The flame is still going so time to move on. Heat more oil in the pan and sauté the shallots and garlic, no problem. At this point, it said to add the wine and scrape the brown bits from the pan (my husband says it’s called deglazing), but I did not have any brown bits. I used a nonstick skillet so maybe that was the cause, who knows but I don’t think the brown bits would have saved me.

When the recipe says to reduce, I start to panic. I have yet to be successful at reducing anything to the proper amount.  Normally I have a problem with the lack of reduction (think soup); this time I think I possibly over-reduced. The sauce did not really have a sauce consistency nor was there enough of it for the amount of chicken I prepared.
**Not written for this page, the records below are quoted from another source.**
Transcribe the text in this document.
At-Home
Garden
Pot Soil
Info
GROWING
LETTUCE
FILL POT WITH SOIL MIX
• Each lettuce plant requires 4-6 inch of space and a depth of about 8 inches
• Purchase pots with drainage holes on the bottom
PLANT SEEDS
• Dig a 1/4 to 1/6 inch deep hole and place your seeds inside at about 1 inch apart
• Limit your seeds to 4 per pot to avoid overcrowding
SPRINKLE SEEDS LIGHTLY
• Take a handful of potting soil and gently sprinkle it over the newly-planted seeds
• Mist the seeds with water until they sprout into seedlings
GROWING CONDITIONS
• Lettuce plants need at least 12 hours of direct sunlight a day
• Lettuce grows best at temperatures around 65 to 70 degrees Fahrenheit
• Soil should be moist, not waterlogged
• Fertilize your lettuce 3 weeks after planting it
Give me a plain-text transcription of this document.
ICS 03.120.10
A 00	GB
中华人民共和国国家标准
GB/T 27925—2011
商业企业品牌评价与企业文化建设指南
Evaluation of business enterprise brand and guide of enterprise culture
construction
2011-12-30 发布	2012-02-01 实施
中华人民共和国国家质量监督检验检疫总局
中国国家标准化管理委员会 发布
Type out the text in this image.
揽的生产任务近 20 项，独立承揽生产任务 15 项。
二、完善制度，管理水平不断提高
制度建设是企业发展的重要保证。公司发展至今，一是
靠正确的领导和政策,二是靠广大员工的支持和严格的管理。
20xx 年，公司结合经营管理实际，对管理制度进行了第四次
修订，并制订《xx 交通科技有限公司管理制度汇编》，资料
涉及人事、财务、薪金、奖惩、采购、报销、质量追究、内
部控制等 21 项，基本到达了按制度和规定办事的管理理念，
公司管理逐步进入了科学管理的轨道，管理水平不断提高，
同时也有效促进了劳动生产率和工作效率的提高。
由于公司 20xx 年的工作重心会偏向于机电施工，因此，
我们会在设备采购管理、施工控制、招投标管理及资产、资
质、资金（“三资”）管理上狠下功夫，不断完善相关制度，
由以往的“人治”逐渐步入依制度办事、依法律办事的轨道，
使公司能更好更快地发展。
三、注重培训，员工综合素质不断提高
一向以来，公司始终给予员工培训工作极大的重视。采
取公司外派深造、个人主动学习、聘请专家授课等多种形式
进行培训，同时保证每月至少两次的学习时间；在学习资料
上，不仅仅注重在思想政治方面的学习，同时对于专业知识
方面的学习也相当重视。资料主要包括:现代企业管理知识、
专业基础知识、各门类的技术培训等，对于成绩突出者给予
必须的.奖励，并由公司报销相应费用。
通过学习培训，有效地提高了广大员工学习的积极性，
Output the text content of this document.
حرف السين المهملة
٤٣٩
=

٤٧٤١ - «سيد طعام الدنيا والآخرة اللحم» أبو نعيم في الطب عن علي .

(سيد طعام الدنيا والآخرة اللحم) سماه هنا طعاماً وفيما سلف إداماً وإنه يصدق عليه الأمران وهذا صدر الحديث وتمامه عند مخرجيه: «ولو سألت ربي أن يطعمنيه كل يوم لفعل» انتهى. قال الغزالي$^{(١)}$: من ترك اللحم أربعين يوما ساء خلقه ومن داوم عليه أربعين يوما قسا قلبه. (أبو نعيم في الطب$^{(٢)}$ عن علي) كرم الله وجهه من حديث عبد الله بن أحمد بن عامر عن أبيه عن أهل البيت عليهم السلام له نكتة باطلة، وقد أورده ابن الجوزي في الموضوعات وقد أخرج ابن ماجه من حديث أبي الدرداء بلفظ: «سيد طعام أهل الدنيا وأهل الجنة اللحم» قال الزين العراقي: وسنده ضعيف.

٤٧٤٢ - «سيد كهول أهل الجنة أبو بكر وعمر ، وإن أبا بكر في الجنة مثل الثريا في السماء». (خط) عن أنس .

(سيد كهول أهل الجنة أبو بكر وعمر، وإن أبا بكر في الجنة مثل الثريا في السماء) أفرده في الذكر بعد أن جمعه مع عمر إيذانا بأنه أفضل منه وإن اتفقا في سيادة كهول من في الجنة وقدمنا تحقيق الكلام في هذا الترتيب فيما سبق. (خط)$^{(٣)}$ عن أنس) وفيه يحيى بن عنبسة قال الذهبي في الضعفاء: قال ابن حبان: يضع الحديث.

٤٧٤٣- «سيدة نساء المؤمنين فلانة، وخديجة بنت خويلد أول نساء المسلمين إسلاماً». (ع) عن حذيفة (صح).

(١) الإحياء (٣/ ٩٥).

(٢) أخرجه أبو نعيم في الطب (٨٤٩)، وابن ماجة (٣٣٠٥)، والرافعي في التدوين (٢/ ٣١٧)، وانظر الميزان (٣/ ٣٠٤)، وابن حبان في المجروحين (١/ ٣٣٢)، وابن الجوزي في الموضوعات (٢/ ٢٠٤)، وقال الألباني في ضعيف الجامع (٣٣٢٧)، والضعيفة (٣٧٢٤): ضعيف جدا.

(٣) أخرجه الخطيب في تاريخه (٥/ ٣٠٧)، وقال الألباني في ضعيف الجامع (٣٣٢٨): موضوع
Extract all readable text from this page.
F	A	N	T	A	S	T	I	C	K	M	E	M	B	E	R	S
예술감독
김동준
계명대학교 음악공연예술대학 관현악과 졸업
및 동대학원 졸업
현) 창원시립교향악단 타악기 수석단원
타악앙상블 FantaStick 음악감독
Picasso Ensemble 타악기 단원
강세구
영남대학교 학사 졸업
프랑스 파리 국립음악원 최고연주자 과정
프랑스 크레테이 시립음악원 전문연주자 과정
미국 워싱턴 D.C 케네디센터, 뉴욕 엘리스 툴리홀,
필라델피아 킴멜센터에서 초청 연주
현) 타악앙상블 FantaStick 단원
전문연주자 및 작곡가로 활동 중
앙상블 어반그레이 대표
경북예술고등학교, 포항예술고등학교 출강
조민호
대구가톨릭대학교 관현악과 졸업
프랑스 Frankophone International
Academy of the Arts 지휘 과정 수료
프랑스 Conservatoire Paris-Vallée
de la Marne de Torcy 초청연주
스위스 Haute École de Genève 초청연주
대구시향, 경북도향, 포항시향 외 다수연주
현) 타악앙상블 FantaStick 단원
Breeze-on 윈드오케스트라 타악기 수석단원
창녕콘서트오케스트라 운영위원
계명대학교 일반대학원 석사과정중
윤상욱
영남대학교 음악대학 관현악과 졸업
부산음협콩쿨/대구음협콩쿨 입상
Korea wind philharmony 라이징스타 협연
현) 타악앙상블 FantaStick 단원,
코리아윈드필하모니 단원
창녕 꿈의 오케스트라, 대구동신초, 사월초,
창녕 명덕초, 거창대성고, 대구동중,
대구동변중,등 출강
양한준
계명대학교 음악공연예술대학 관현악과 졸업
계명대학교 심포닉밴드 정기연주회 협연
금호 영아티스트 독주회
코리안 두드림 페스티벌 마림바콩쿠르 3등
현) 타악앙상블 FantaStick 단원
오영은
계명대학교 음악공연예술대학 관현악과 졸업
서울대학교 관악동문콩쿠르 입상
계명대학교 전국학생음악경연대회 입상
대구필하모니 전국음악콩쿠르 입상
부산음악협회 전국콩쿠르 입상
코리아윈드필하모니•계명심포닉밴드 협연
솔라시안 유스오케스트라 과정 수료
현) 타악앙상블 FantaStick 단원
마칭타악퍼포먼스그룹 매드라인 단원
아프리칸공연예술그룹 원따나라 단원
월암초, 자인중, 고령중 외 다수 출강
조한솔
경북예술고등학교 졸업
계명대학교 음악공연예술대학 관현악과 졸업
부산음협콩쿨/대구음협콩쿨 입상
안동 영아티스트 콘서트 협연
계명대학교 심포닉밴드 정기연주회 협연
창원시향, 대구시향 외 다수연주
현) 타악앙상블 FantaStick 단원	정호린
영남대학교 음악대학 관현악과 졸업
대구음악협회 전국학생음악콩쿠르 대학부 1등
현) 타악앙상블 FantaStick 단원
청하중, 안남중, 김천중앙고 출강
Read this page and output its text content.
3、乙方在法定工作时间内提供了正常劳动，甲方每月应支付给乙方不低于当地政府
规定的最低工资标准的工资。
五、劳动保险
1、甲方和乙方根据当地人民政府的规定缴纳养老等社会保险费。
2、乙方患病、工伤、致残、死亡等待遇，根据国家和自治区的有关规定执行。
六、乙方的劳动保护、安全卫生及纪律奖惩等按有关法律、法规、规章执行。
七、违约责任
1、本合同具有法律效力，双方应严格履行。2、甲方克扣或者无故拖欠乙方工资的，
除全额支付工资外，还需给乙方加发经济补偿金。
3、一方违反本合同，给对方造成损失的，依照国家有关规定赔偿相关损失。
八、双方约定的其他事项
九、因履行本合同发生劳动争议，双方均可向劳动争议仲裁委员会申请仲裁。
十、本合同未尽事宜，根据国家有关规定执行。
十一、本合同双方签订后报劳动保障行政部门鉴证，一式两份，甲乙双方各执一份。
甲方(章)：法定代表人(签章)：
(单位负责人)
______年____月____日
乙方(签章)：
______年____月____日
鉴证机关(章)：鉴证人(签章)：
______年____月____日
I made rice as a side that I put the soggy chicken on and added the “sauce” mixture over the top of. I think the presentation was pretty good but when I went to taste the chicken it was chewy, so I tried another piece, also chewy.  I had a third piece from a different chicken breast altogether and the same problem. The flavor of the sauce also left something to be desired, the only redeeming quality of this meal was the rice. I have successfully mastered rice (thank you, Gordon Ramsay, YouTube video linked below)! My husband tasted it and his reaction couldn’t have been more on point, “It’s chicken p’something”.

Needless to say, this one didn’t work out. Now to figure out what’s cooking tonight?! I’m thinking delivery 😊  


Gordon Ramsay’s Rice:

One Comment

  • John S

    To be fair, when I said it was “Chicken P’Somethin'” I also said it was pretty good; I must have had the only piece of chicken that wasn’t over cooked.